Diante da vida e de seus caminhos tortos, é comum não compreender. E é essa incompreensão que nos torna humanos. É essa incapacidade de encontrar sentido no sofrimento que nos torna semelhantes.

Todos nós somos assim. Todos nós atravessamos desertos e sentimos desamparo uma vez ou outra. Porém, algumas pessoas carregam fardos maiores. Algumas pessoas são desafiadas a enfrentar estiagens persistentes e tempestades abundantes. Minha amiga é uma dessas pessoas. O marido não foi a primeira de suas perdas, e ela luta para não enrijecer. Luta para não deixar de lado a delicadeza e a gentileza com a vida. Luta para continuar inteira ainda que lhe faltem pedaços. Tem muito a me ensinar, eu que ainda estou a engatinhar.

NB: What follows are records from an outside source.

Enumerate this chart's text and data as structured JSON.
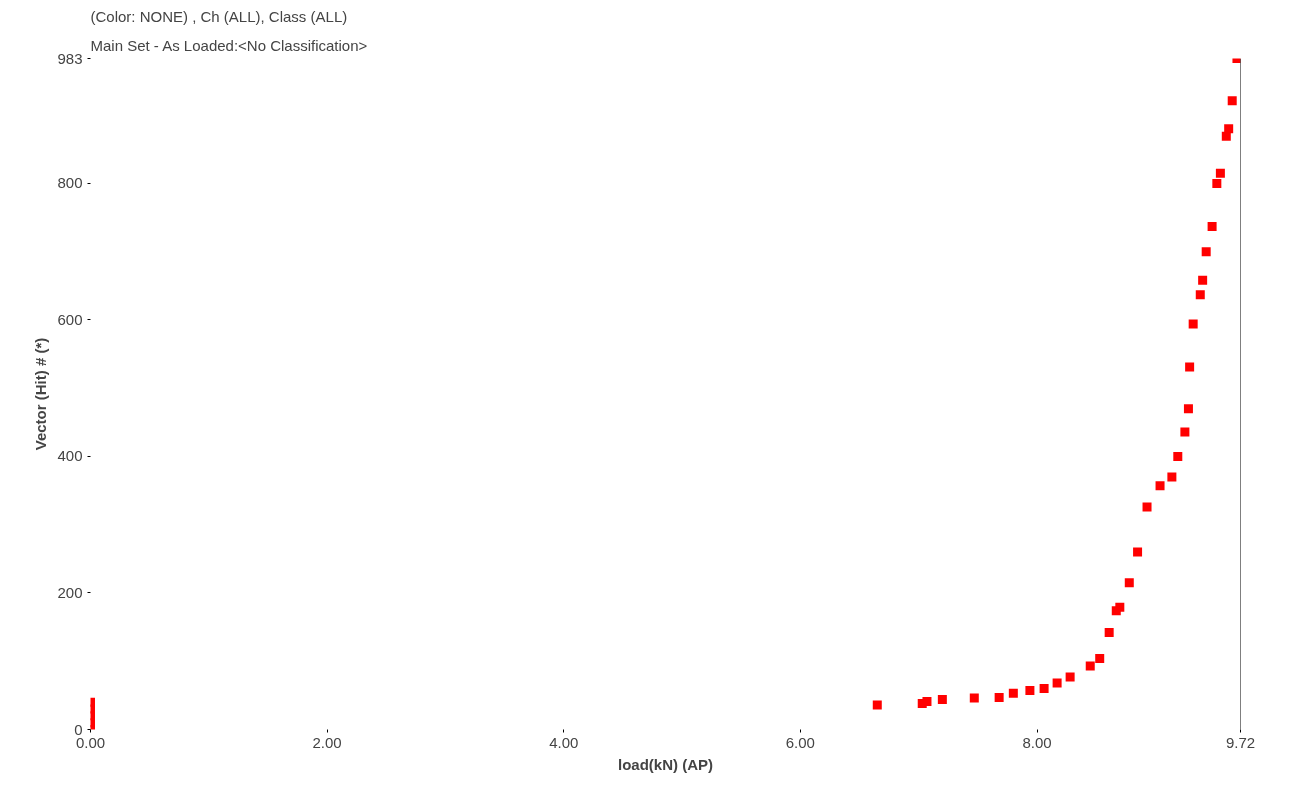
{
  "chart_data": {
    "type": "scatter",
    "title": "(Color: NONE) , Ch (ALL), Class (ALL)",
    "subtitle": "Main Set - As Loaded:<No Classification>",
    "xlabel": "load(kN) (AP)",
    "ylabel": "Vector (Hit) # (*)",
    "series": [
      {
        "color": "#ff0000",
        "x": [
          0,
          0,
          0,
          0,
          0,
          6.65,
          7.03,
          7.07,
          7.2,
          7.47,
          7.68,
          7.8,
          7.94,
          8.06,
          8.17,
          8.28,
          8.45,
          8.53,
          8.61,
          8.67,
          8.7,
          8.78,
          8.85,
          8.93,
          9.04,
          9.14,
          9.19,
          9.25,
          9.28,
          9.29,
          9.32,
          9.38,
          9.4,
          9.43,
          9.48,
          9.52,
          9.55,
          9.6,
          9.62,
          9.65,
          9.69
        ],
        "values": [
          0,
          10,
          20,
          30,
          40,
          36,
          38,
          41,
          44,
          46,
          47,
          53,
          57,
          60,
          68,
          77,
          93,
          104,
          142,
          174,
          179,
          215,
          260,
          326,
          357,
          370,
          400,
          436,
          470,
          531,
          594,
          637,
          658,
          700,
          737,
          800,
          815,
          869,
          880,
          921,
          983
        ]
      }
    ],
    "marker": "square",
    "xlim": [
      0,
      9.72
    ],
    "ylim": [
      0,
      983
    ],
    "xticks": [
      {
        "value": 0,
        "label": "0.00"
      },
      {
        "value": 2,
        "label": "2.00"
      },
      {
        "value": 4,
        "label": "4.00"
      },
      {
        "value": 6,
        "label": "6.00"
      },
      {
        "value": 8,
        "label": "8.00"
      },
      9.72
    ],
    "yticks": [
      0,
      200,
      400,
      600,
      800,
      983
    ],
    "ref_lines": [
      {
        "axis": "x",
        "value": 9.72,
        "label": null,
        "color": "#000000"
      }
    ],
    "grid": false
  }
}
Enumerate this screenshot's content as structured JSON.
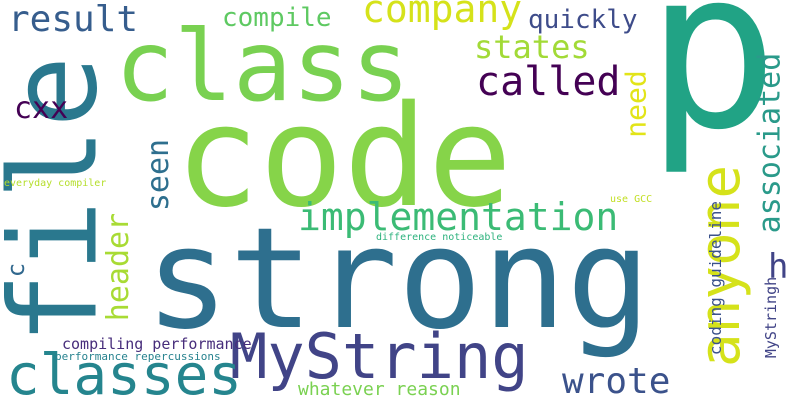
{
  "words": [
    {
      "text": "p",
      "color": "#21a385"
    },
    {
      "text": "code",
      "color": "#86d449"
    },
    {
      "text": "strong",
      "color": "#2e6f8e"
    },
    {
      "text": "class",
      "color": "#79d151"
    },
    {
      "text": "file",
      "color": "#2a788e"
    },
    {
      "text": "MyString",
      "color": "#414487"
    },
    {
      "text": "anyone",
      "color": "#d5e21a"
    },
    {
      "text": "classes",
      "color": "#25858e"
    },
    {
      "text": "implementation",
      "color": "#3bbb75"
    },
    {
      "text": "company",
      "color": "#d5e21a"
    },
    {
      "text": "called",
      "color": "#440154"
    },
    {
      "text": "associated",
      "color": "#2a9a8a"
    },
    {
      "text": "result",
      "color": "#365d8d"
    },
    {
      "text": "states",
      "color": "#a2da37"
    },
    {
      "text": "compile",
      "color": "#5ec962"
    },
    {
      "text": "quickly",
      "color": "#3e4c8a"
    },
    {
      "text": "wrote",
      "color": "#3b528b"
    },
    {
      "text": "header",
      "color": "#a8db34"
    },
    {
      "text": "seen",
      "color": "#2e6f8e"
    },
    {
      "text": "need",
      "color": "#e2e418"
    },
    {
      "text": "cxx",
      "color": "#440154"
    },
    {
      "text": "c",
      "color": "#31688e"
    },
    {
      "text": "MyStringh",
      "color": "#414487"
    },
    {
      "text": "h",
      "color": "#414487"
    },
    {
      "text": "coding guideline",
      "color": "#3b528b"
    },
    {
      "text": "compiling performance",
      "color": "#472d7b"
    },
    {
      "text": "whatever reason",
      "color": "#7ad151"
    },
    {
      "text": "performance repercussions",
      "color": "#26828e"
    },
    {
      "text": "everyday compiler",
      "color": "#b5de2b"
    },
    {
      "text": "use GCC",
      "color": "#c2df23"
    },
    {
      "text": "difference noticeable",
      "color": "#2db27d"
    }
  ]
}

O sofrimento traz muitos ensinamentos, mas também leva um pouco da nossa vitalidade. É preciso cuidado para que nosso caminho permaneça florido apesar de todos os espinhos. Para que a fé em Deus e em seus propósitos não seja colocada à prova. Para que a gente não se blinde demais, mas siga acreditando que em algum momento será capaz de sorrir de novo.

Naquela tarde triste, uma música foi cantada. A letra é conhecida e diz assim: “Se as águas do mar da vida quiserem te afogar, segura nas mãos de Deus e vai… Não temas, segue adiante, não olhes para trás; segura nas mãos de Deus e vai…”. Talvez essa música resuma tudo. Deus dá, Deus tira. Não temos controle nem compreensão, e diante do inevitável tem que permanecer a confiança. A capacidade de conseguir entregar o restante de nosso caminho a Deus, mesmo que a vida nos tenha feito em cacos.

Há momentos em que viver dói. Dói pela descoberta de nossa insignificância e impotência. Dói por descobrirmos, não sem uma ponta de decepção, que não controlamos nada. Dói por constatarmos que perdemos tempo travando batalhas diárias em busca de dinheiro, posição social, status, reconhecimento, popularidade. Dói por compreendermos que mais cedo ou mais tarde a vida acabará por desfazer a ilusão de que podemos prever ou controlar tudo.

Mas essa descoberta também nos faz crescer. Faz com que a gente valorize o chão que pisa e reconheça o que é essencial. Faz com que a gente sofra menos por coisas miúdas e não dê tanta importância à unha quebrada, roupa que não combina ou crush que não liga.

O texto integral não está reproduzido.